Piotr Świerczewski w rozmowie z Wojciechem Marczykiem z redakcji sportowej RMF FM zastrzegł, że nie chce przedwcześnie oceniać Fernando Santosa, ale chętnie zrobi to dopiero po kilku meczach pod jego wodzą.
Wydaje mi się, że w ogóle nie potrzebowaliśmy takiego trenera. Trener Michniewicz był bardzo dobrym trenerem, osiągnął to, co miał osiągnąć. My nie mamy drużyny wirtuozów europejskich, którzy w swoich klubach są liderami. W zasadzie mamy może trzech zawodników pełnowartościowych w klubach zagranicznych. Portugalczycy mieli przynajmniej piętnastu takich zawodników - zwrócił uwagę. Wydaje mi się, że w eliminacjach do mistrzostw Europy mamy jedną z najsłabszych grup, więc awans będzie, można powiedzieć, gwarantowany - dodał.
Świerczewski przyznał, że następca Czesława Michniewicza ma ogromne doświadczenie z pracy z reprezentacjami. Jego zdaniem nie rozwiąże to jednak z automatu problemów naszej kadry.
Jeżeli my stawiamy na to, że będziemy grać dobrze, widowiskowo z takimi reprezentacjami, jak Francja, Anglia, Niemcy czy Włochy, to ja myślę, że my nie mamy szans, bo nie mamy takiego potencjału piłkarskiego, zawodników nie mamy aż tak mocnych - ocenił. Oczywiście będziemy prowadzić grę z San Marino, będziemy prowadzić grę, będziemy super wyglądać ze słabymi drużynami. Tylko że z tymi słabymi to wszyscy wyglądają dobrze - zauważył. Zgodził się też ze stwierdzeniem, że Santos - podobnie jak Michniewicz - dał się poznać z prowadzenia reprezentacji w sposób defensywny.
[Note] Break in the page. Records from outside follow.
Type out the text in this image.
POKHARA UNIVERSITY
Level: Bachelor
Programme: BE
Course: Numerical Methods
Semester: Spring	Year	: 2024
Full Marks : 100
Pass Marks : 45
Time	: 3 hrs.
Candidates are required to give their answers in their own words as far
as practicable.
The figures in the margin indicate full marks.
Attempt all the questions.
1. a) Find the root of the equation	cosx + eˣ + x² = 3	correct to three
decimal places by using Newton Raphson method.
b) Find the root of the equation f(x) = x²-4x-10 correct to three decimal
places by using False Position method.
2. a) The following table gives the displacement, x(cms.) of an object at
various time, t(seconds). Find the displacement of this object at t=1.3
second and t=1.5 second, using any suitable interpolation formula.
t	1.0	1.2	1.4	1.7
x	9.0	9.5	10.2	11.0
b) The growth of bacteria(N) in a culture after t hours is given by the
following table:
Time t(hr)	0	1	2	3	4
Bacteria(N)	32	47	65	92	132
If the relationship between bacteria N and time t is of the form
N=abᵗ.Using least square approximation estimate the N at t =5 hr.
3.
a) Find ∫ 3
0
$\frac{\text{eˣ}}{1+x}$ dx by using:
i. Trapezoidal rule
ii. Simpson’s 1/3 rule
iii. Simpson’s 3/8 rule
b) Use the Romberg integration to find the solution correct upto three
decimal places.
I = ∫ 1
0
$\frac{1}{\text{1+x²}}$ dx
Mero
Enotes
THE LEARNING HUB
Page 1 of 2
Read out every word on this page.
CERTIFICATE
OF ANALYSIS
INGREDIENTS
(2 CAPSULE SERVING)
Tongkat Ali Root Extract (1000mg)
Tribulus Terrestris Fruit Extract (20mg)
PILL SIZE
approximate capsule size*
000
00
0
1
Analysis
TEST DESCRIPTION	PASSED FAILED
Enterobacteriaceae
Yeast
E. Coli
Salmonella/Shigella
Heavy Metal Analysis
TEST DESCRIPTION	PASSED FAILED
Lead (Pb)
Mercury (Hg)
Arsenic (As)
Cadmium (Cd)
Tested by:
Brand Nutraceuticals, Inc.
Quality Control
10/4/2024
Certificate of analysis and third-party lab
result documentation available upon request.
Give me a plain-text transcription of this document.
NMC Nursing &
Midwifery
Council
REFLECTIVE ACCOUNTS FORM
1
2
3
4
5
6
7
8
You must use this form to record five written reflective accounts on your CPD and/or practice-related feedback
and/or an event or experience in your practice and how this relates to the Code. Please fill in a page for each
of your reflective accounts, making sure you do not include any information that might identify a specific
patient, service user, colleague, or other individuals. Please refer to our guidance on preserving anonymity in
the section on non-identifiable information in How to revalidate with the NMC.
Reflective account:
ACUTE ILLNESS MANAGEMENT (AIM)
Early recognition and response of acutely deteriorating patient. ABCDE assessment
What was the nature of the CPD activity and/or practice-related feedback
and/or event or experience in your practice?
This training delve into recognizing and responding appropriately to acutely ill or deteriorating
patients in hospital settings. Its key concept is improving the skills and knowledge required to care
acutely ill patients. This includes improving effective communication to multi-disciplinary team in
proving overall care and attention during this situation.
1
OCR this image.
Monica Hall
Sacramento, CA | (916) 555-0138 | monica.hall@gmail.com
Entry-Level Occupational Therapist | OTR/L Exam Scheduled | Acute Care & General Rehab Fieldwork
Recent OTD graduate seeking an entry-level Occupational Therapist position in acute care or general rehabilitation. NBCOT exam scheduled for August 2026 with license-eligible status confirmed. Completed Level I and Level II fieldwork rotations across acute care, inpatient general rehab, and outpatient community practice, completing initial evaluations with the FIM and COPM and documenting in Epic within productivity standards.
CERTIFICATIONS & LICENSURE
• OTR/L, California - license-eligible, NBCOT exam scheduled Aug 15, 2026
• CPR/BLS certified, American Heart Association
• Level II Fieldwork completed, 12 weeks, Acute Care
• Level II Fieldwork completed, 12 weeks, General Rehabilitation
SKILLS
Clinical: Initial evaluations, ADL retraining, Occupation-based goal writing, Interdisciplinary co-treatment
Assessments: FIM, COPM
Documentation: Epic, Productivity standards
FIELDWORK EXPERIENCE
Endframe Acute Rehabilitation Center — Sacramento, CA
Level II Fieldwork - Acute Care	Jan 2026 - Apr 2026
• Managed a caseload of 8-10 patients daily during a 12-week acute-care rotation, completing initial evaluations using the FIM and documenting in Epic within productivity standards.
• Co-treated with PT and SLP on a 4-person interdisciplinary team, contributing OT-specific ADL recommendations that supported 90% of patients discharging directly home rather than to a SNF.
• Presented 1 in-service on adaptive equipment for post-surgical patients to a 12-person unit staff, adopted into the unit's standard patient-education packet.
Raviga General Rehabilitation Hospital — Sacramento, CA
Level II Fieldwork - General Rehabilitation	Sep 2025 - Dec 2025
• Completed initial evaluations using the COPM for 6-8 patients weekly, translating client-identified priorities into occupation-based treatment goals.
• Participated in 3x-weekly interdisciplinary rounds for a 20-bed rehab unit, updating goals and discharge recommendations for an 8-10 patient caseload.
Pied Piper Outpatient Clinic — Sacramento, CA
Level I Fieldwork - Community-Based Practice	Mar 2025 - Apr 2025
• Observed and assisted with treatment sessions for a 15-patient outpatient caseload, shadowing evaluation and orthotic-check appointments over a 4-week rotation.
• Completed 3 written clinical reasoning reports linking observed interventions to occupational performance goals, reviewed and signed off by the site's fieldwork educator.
Jeżeli taki styl gry cechował reprezentację Michniewicza, po co zmieniamy trenera? - pytał Świerczewski. My powinniśmy większy nacisk położyć na szkolenie młodzieży, na boiska piłkarskie - każdy klub musi mieć obowiązkowo 3, 5, 8 boisk - przekonywał. Nie podniesiemy się tak szybko. Musimy postawić na szkolenie - powtórzył.